• [Pierre Verluise->http://www.iris-france.org/cv.php?fichier=cv/cv&nom=verluise]

Le PIB espagnol pèse environ un neuvième du PIB de la zone euro. Quatrième économie de la zone euro, l’Espagne semble cependant en difficulté. Les bons du Trésor espagnol s’échangent début décembre 2010 à un prix deux fois supérieur à ceux du Trésor allemand. Pourtant, le niveau de la dette publique espagnole n’est “que” de 63,2% du PIB, très en dessous des 118% de l’Italie, sans parler des 130% de la Grèce. Certes, en 2010, le déficit public espagnol avoisine 9,3% du PIB, mais l’année précédente était pire (11%).

Que s’est-il passé ?

Après des années de croissance économique significative, l’Espagne a été frappée de plein fouet par la crise venue des Etats-Unis. Le taux de croissance du PIB espagnol en 2008 a été de 0,9%, et de – 3,7% en 2009. La bulle de spéculation immobilière a éclaté comme une bulle de savon, avec un brutal retour au principe de réalité: 20 % de la population active se trouve au chômage en 2010. Soit le taux de chômage le plus élevé des 16 pays de la zone euro comme des 27 pays de l’Union européenne. Ce qui pèse non seulement sur la croissance économique de 2010 (prévision -0,4%) mais encore sur les perspectives de reprise. Quand un actif sur cinq est à la recherche d’un emploi, cela ne peut que pénaliser la consommation, donc les rentrées fiscales. Pour faire bon poids, la classe politique est divisée quant à la conduite à tenir.

Démographiquement et économiquement, l’Espagne est un pays charnière.

Démographiquement, l’Espagne ne compte pas parmi les pays les plus peuplés de l’Union européenne (Allemagne, France, Royaume-Uni, Italie)… ni au nombre des Etats de moins de 1 million d’habitants (Chypre, Luxembourg, Malte). Avec 46 millions d’habitants, l’Espagne est le 5e pays le plus peuplé de l’UE-27, à la charnière des pays les plus peuplés et les moins peuplés. Comme la Pologne, l’Espagne est un “poids moyen” qui entend bien évidemment tirer le plus des bénéfices de cette position, notamment sur le plan politique. L’Espagne partage cependant avec d’autres pays une faible fécondité (1,4 enfants par femme) et un vieillissement accéléré. Selon les prévisions d’Eurostat, sa population devrait sérieusement décliner entre 2025 et 2050. (http://www.diploweb.com/IMG/pdf/atlas-ue.pdf, carte des perspectives démographiques de l’UE de 2025 à 2050). Ce qui ne saurait rester sans incidences économiques.

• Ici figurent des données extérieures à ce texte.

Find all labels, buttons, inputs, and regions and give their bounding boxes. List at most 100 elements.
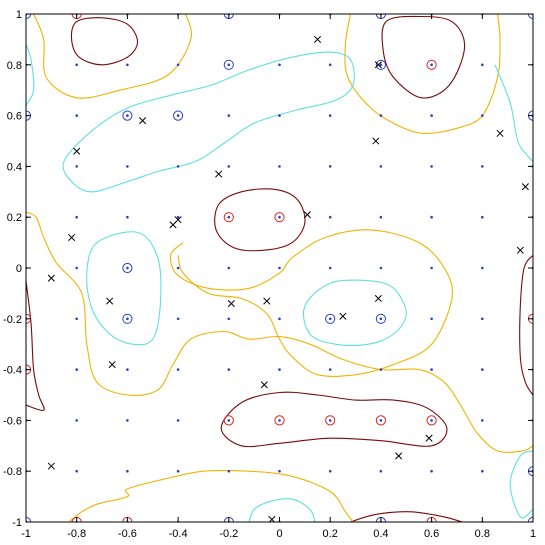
grid-point — [328, 63, 332, 67]
contour-line-mid_low — [62, 51, 355, 193]
circled-point-blue — [375, 59, 386, 70]
contour-line-mid_high — [26, 211, 533, 453]
contour-line-high — [519, 254, 533, 396]
cross-marker — [521, 183, 529, 191]
circled-point-red — [274, 415, 285, 426]
grid-point — [176, 114, 180, 117]
grid-point — [75, 419, 78, 422]
grid-point — [379, 215, 383, 219]
grid-point — [75, 266, 78, 270]
grid-point — [430, 63, 433, 67]
grid-point — [481, 215, 484, 219]
grid-point — [278, 368, 281, 371]
grid-point — [176, 419, 180, 422]
contour-line-mid_low — [302, 279, 407, 347]
grid-point — [481, 469, 484, 473]
grid-point — [481, 419, 484, 422]
x-tick-label: -0.2 — [219, 528, 238, 540]
grid-point — [75, 114, 78, 117]
y-tick-label: -0.2 — [3, 314, 22, 326]
x-tick-label: 0.2 — [323, 528, 338, 540]
cross-marker — [374, 61, 382, 69]
grid-point — [75, 368, 78, 371]
grid-point — [227, 317, 231, 321]
grid-point — [176, 469, 180, 473]
cross-marker — [260, 381, 268, 389]
grid-point — [379, 368, 383, 371]
cross-stroke — [516, 246, 524, 254]
cross-marker — [108, 360, 116, 369]
grid-point — [75, 63, 78, 67]
grid-point — [328, 469, 332, 473]
cross-marker — [496, 129, 504, 137]
cross-stroke — [395, 452, 403, 460]
grid-point — [481, 165, 484, 168]
circled-point-blue — [122, 262, 133, 274]
cross-stroke — [496, 129, 504, 137]
cross-stroke — [108, 360, 116, 369]
contour-line-high — [70, 17, 139, 66]
cross-marker — [68, 233, 76, 242]
y-tick-label: 0 — [16, 263, 22, 275]
x-tick-label: -0.8 — [67, 528, 86, 540]
cross-marker — [313, 35, 322, 43]
cross-marker — [339, 312, 347, 320]
axes: -1 -0.8 -0.6 -0.4 -0.2 0 0.2 0.4 0.6 0.8 1 -1 -0.8 -0… — [3, 9, 536, 540]
circled-point-red — [375, 415, 386, 426]
y-tick-label: -0.6 — [3, 415, 22, 427]
cross-stroke — [339, 312, 347, 320]
grid-point — [379, 114, 383, 117]
contour-line-mid_low — [248, 498, 316, 522]
cross-marker — [47, 462, 55, 470]
y-tick-label: -0.4 — [3, 365, 22, 377]
grid-point — [430, 469, 433, 473]
circled-point-blue — [325, 313, 336, 324]
x-tick-label: 1 — [530, 528, 536, 540]
circled-point-blue — [122, 313, 133, 324]
grid-point — [328, 165, 332, 168]
cross-stroke — [521, 183, 529, 191]
grid-point — [227, 114, 231, 117]
x-tick-label: -0.4 — [169, 528, 188, 540]
circled-point-red — [223, 212, 234, 223]
cross-stroke — [303, 211, 311, 219]
grid-point — [278, 215, 281, 219]
grid-point — [481, 266, 484, 270]
grid-point — [278, 114, 281, 117]
grid-point — [278, 266, 281, 270]
grid-point — [227, 215, 231, 219]
cross-stroke — [47, 462, 55, 470]
grid-point — [176, 165, 180, 168]
grid-point — [126, 368, 129, 371]
y-tick-label: -1 — [12, 517, 22, 529]
cross-stroke — [169, 221, 177, 229]
grid-point — [379, 419, 383, 422]
cross-stroke — [260, 381, 268, 389]
circled-point-red — [325, 415, 336, 426]
contour-line-mid_low — [509, 450, 533, 519]
cross-stroke — [106, 297, 114, 305]
contour-line-mid_high — [68, 469, 354, 522]
grid-point — [430, 114, 433, 117]
grid-point — [379, 63, 383, 67]
grid-point — [379, 165, 383, 168]
grid-point — [126, 317, 129, 321]
cross-stroke — [374, 294, 382, 303]
cross-marker — [227, 300, 235, 308]
cross-stroke — [263, 297, 271, 305]
contour-line-high — [381, 15, 466, 99]
circled-point-blue — [223, 59, 234, 70]
x-tick-label: -1 — [21, 528, 31, 540]
grid-point — [430, 266, 433, 270]
cross-marker — [73, 147, 81, 155]
contour-line-mid_high — [33, 14, 193, 99]
grid-point — [227, 368, 231, 371]
grid-point — [379, 317, 383, 321]
grid-point — [227, 266, 231, 270]
cross-marker — [263, 297, 271, 305]
grid-point — [278, 419, 281, 422]
cross-marker — [106, 297, 114, 305]
grid-point — [75, 469, 78, 473]
x-tick-label: 0.8 — [475, 528, 490, 540]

Economiquement, l’Espagne affiche pour l’heure un PIB proche de la moitié du PIB français. Le PIB espagnol par habitant en Standard de pouvoir d’achat (SPA), UE-27 base 100, est de 104. Autrement dit, le niveau de vie espagnol est proche du niveau de vie moyen de l’UE élargie (100). La productivité espagnole est de 94% de celle de l’ex-UE-15, soit les pays entrés au plus tard en 1995 dans l’UE. Existe-t-il ici une marge de progression ? C’est la conviction de la Banque centrale européenne qui déclarait hier à Paris par la bouche de son Président, Jean-Claude Trichet: “La BCE dit à l’Espagne, comme à d’autres pays de la zone euro d’ailleurs: ‘Donnez-vous les moyens de rendre crédibles vos objectifs, notamment en matière de déficit public. Prenez des mesures pour augmenter la flexibilité de l’économie afin d’élever votre potentiel de croissance. Faites les réformes nécessaires pour accroître la compétitivité de votre économie’ “.

Enfin, l’Espagne pourrait être un pays charnière sur le plan budgétaire. Compte tenu du volume de son économie, une aide financière à l’Espagne risquerait – peut-être – d’épuiser le filet de sécurité de 750 milliards d’euros constitué par la zone euro, l’UE et le FMI.

Objectif pour l’Espagne comme pour l’ensemble de la zone euro: construire une économie plus solide et plus résiliente.